Thank you very much Patrick! This is Awesome! Very insightful, many of the things you've shown we are using already, so i'm glad :) But i think that these kind of screen cast are really important! The length should be around 30-45 minutes like this one, to keep it focused. As a matter of fact, a really useful one would be "Advanced Spark Execution configuration" How to launch tasks on Standalone / Yarn cluster with the right load on the workers? What's a "Core"? What's a "Worker"? I can elaborate on more of these kind of subjects if you would like. And i'm going to post these kind of screencasts myself as well. Keep on the great job you guys are doing Databricks
That was a wonderful explanation of spark internals. The format is really good , and far better than the video formats generally available.Thanks for putting the extra effort.
Excellent presentation Patrick. The audio was super clear. Something similar on DataFrames would help, the DataFrame meetup presentation has quite bad audio. You mentioned at the start that fixing something starts with knowing it in depth. Completely agree. But I believe that a lot of details of spark's internal components and working are missing.

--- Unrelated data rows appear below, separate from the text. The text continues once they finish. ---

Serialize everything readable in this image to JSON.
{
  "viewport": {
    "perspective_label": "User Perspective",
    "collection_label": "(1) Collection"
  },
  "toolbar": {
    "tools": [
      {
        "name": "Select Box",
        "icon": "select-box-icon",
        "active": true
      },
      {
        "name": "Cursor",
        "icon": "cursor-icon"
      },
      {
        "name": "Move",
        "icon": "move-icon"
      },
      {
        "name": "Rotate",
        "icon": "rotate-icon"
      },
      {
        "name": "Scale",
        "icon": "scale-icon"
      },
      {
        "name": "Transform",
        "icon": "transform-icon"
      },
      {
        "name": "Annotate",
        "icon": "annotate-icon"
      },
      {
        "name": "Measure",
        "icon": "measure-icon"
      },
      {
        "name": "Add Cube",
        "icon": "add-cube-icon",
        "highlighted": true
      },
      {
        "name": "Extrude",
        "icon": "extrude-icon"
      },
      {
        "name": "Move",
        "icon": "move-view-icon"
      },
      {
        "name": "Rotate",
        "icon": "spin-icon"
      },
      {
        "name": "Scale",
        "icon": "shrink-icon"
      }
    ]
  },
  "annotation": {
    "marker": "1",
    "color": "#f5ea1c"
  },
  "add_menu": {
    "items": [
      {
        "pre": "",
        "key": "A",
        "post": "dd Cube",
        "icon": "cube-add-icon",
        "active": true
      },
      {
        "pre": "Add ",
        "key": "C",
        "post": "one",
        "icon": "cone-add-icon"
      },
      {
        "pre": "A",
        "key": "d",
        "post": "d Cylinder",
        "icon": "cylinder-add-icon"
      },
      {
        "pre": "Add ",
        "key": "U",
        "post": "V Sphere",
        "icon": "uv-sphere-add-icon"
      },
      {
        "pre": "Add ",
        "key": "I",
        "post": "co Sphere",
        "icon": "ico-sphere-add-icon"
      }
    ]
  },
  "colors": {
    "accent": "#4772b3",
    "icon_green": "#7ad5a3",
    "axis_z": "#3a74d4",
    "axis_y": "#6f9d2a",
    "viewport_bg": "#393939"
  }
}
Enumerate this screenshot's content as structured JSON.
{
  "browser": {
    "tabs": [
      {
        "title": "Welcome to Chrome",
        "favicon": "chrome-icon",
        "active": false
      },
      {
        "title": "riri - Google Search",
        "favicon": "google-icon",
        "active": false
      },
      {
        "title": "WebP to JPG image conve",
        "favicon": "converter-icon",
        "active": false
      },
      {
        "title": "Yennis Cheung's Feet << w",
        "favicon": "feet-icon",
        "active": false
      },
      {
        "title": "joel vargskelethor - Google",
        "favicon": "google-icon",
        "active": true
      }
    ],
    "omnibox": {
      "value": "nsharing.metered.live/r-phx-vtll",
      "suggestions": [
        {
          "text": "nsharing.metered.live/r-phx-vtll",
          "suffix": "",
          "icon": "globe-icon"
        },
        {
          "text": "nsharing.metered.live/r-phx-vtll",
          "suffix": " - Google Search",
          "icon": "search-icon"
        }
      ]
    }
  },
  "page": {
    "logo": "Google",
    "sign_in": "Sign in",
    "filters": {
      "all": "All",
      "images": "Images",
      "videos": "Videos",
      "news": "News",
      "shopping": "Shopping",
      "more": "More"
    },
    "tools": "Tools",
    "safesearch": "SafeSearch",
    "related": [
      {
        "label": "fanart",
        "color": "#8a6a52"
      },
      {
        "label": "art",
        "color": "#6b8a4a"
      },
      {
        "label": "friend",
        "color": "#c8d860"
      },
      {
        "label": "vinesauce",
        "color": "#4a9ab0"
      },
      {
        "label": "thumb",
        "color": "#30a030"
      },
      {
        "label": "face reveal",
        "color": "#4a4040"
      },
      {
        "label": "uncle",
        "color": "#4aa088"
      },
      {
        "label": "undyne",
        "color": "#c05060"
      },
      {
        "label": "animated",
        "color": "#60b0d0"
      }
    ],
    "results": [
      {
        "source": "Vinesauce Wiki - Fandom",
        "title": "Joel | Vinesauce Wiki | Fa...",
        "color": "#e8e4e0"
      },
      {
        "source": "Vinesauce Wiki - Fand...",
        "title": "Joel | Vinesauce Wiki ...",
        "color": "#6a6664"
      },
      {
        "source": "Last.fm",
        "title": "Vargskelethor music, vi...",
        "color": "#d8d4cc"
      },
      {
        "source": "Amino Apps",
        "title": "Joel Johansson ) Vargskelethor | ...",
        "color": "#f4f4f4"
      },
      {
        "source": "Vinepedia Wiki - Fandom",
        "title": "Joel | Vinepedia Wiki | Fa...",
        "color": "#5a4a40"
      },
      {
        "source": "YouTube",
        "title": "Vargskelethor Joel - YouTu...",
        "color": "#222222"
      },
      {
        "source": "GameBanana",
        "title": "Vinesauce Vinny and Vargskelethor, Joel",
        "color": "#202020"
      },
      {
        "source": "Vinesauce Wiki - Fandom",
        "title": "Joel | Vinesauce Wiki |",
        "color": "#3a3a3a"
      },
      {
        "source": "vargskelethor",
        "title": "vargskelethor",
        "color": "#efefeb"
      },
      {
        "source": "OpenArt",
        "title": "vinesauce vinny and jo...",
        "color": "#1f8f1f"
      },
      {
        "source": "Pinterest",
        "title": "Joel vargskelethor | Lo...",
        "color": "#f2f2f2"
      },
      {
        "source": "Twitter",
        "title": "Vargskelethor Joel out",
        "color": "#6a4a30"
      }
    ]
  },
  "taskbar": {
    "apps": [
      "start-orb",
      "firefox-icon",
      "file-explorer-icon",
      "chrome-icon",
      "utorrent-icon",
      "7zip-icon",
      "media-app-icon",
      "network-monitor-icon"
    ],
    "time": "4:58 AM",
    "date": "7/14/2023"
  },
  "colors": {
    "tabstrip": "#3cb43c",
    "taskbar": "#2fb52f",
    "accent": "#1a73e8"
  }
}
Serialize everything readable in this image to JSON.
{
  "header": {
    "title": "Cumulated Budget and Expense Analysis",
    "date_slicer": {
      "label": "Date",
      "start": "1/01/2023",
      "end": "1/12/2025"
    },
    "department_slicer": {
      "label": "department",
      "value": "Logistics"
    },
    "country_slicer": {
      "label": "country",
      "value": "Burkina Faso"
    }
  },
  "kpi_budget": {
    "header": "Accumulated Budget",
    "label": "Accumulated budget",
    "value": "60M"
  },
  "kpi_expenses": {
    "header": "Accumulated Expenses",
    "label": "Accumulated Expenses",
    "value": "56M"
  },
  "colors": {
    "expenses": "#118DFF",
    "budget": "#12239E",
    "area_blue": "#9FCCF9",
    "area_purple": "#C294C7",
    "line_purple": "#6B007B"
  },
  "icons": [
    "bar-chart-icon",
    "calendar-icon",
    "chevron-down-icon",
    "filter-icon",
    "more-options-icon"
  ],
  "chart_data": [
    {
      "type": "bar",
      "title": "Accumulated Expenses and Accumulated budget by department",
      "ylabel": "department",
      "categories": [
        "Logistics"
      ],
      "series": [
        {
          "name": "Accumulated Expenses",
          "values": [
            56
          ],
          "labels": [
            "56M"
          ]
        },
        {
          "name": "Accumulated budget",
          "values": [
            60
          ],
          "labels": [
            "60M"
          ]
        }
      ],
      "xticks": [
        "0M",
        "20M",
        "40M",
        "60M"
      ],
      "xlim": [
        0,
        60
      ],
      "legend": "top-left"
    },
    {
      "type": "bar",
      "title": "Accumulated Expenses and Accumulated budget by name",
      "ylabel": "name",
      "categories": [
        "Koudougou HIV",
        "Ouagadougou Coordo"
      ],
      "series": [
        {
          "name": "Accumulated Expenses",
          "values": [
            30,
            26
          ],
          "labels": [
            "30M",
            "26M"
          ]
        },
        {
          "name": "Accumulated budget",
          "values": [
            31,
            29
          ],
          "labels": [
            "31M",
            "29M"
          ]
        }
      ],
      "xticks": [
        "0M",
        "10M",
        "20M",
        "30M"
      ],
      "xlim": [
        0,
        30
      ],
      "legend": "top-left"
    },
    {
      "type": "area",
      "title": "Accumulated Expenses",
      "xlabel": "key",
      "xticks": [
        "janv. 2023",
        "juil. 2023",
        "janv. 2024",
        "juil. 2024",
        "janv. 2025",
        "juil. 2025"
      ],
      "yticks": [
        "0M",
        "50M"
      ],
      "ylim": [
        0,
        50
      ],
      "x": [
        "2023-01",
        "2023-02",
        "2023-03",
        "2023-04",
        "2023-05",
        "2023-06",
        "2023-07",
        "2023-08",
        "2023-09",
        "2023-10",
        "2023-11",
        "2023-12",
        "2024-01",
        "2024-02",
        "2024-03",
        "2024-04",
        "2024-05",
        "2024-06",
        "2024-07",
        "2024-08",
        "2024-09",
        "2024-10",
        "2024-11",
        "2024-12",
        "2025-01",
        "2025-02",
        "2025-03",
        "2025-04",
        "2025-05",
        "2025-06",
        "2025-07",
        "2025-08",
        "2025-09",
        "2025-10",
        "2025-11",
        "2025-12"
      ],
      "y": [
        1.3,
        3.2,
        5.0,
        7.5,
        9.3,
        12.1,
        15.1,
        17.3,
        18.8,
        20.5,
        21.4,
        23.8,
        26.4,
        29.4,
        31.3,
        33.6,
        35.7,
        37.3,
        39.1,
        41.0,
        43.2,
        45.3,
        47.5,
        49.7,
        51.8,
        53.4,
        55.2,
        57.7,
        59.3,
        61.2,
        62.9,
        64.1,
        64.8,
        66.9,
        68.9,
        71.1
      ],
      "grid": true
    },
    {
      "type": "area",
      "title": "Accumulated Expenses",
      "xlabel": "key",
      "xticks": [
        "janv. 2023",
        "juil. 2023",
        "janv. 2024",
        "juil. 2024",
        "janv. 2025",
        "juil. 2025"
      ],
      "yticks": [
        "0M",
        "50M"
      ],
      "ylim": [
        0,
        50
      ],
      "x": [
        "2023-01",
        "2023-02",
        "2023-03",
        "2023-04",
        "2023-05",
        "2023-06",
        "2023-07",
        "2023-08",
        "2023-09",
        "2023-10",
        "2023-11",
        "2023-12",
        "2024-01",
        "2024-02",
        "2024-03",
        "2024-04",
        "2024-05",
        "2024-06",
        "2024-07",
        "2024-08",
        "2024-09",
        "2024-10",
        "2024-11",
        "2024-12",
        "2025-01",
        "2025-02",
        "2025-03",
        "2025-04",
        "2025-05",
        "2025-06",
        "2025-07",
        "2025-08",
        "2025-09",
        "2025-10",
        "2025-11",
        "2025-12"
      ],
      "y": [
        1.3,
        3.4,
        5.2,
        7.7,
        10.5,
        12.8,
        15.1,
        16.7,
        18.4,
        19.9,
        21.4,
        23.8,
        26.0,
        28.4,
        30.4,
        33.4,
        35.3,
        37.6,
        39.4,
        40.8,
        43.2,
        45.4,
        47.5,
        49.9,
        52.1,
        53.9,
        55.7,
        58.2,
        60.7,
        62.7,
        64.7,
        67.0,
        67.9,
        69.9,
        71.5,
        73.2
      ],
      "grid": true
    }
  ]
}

You need to check the code to know in depth, and if you are not a Scala developer, then it's almost impossible, since the codebase is in Scala. It would be great if you could have more such video covering all the building blocks of spark like block manager and their working (eg how remote reads and shuffle read/write happen). A lot of the videos available are for beginners but once you have worked on spark for a while and know the basics and common ways of tweaking it, there is little help available to go to the next level. As Spark community is maturing, you would find lot many people stuck at intermediate levels.
Just FYI, Entire Content is present in Learning Spark book in "Tuning and Debugging Apache Spark" , I have gone through the entire book . but anyways nicely explained, Thanks.
Thanks for posting that. That's really helpful. The format is great and the content is very well presented (the same goes for Chapter 8 of the 'Learning Spark' book, which I just got today).